Au risque de passer pour un aradoteur (oiseau-valise), je le constate une fois encore : nous sommes, je dirais, peu couillus (oui, je sais, je l’ai déjà écrit et ce n’est pas par goût malsain). Mais ça, c’est du style dépassé, qui s’est fait ratiboiser par « Nous sommes, on va dire, peu couillus ». Et le tour est joué ! Oh, pas un grand tremblement de terre, non, juste un petit glissement de l’affirmation du je – claire, nette, engagée, prête à mourir au front – à la dilution frileuse dans le on  : je ne suis plus au front, on reste prudemment sur les arrières. Peut-être que cet indéfini tente, de surcroît, de mettre l’interlocuteur dans le coup, de lui faire partager la responsabilité de notre dire. Bref, tout ça n’est pas glorieux, même si c’était déjà en germe dans le disons, variante du je dirais.
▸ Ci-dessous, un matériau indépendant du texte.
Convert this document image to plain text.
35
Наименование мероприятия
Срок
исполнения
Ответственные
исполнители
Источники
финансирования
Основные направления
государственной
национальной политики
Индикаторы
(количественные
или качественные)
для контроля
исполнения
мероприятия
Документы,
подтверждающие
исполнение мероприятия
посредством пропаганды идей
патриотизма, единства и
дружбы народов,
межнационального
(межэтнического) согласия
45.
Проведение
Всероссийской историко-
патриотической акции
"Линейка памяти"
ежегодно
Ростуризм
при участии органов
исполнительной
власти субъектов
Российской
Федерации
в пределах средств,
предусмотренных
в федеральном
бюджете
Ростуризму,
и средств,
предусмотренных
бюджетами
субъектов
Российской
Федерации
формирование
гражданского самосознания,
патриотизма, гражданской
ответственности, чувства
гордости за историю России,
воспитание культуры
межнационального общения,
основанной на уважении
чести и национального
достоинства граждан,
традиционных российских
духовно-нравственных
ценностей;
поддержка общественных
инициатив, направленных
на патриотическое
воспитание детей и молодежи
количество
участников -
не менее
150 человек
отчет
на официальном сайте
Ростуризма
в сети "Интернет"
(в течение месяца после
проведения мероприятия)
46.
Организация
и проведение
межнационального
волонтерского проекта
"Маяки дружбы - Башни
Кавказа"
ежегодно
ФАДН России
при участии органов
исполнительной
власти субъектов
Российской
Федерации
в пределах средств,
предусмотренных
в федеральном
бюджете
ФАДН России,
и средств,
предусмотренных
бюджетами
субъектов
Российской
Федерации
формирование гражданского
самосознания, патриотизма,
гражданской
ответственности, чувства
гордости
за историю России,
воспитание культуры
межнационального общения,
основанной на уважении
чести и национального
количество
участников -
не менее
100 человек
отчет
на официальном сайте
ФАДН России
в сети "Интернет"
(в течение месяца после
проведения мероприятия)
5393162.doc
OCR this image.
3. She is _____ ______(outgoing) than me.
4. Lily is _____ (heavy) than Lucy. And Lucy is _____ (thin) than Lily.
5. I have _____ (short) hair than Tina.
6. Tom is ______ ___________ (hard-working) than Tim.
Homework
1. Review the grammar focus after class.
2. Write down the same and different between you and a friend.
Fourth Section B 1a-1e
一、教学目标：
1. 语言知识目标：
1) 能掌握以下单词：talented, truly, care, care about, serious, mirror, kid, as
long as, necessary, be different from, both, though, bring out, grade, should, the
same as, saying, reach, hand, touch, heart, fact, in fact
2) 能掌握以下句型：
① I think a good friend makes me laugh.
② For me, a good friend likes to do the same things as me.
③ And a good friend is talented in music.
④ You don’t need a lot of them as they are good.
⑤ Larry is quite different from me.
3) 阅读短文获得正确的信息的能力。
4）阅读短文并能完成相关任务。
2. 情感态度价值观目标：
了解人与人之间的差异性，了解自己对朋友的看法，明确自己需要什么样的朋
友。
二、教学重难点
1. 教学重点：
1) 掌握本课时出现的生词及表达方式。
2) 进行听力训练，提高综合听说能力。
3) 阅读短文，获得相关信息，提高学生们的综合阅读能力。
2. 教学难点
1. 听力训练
Question gain de temps, nous nous retrouvons avec le même nombre de syllabes qu’avec je dirais, mais une syllabe de plus qu’avec disons. Et puis, plus long encore, histoire de se faire souffrir un peu : J’ai envie de dire. Cinq syllabes dans la balance ! Quatre, si on avale un peu. Alors celle-là, c’est ma préférée dans le genre crispant du genou. Non mais, est-ce que vous vous rendez compte ? Voilà qu’on nous témoigne des envies. Envie de quoi ? Envie de dire. Ah, mais mon cher, dites-le sans ambages, ne vous en privez pas ! Pourquoi passer par le détour de l’envie , ça n’a pas l’air d’être une envie pressante ? Osez, Joséphine ! Mais je ne voudrais pas vous blesser avec mon dire, vous allez voir, il est un peu… voyons… comment dirais-je… si j’osais… j’en ai bien envie mais je crains que vous ne le preniez mal, ou que… vous vous moquiez, ah, ça y est, je l’ai sorti et vous avez compris que ce n’était qu’une façon de parler, qu’il y avait de gros guillemets qui encadraient mon dire (ces guillemets, ça ne vous rappelle pas quelque chose ?*), vous n’êtes pas offusqué n’est-ce pas, vous m’aimez toujours ?
Lorsque je ne dominerai plus assez ma perfidie impénitente, je finirai par lâcher à mon tour : « Eh bien, j’éprouve voyez-vous quelque part le souhait de désirer l’envie de dire… euh, quoi donc, déjà ? »

Patrick Le Divenah

* Voir, dans cette chronique, « Au guillemet l’an neuf (NDÉ).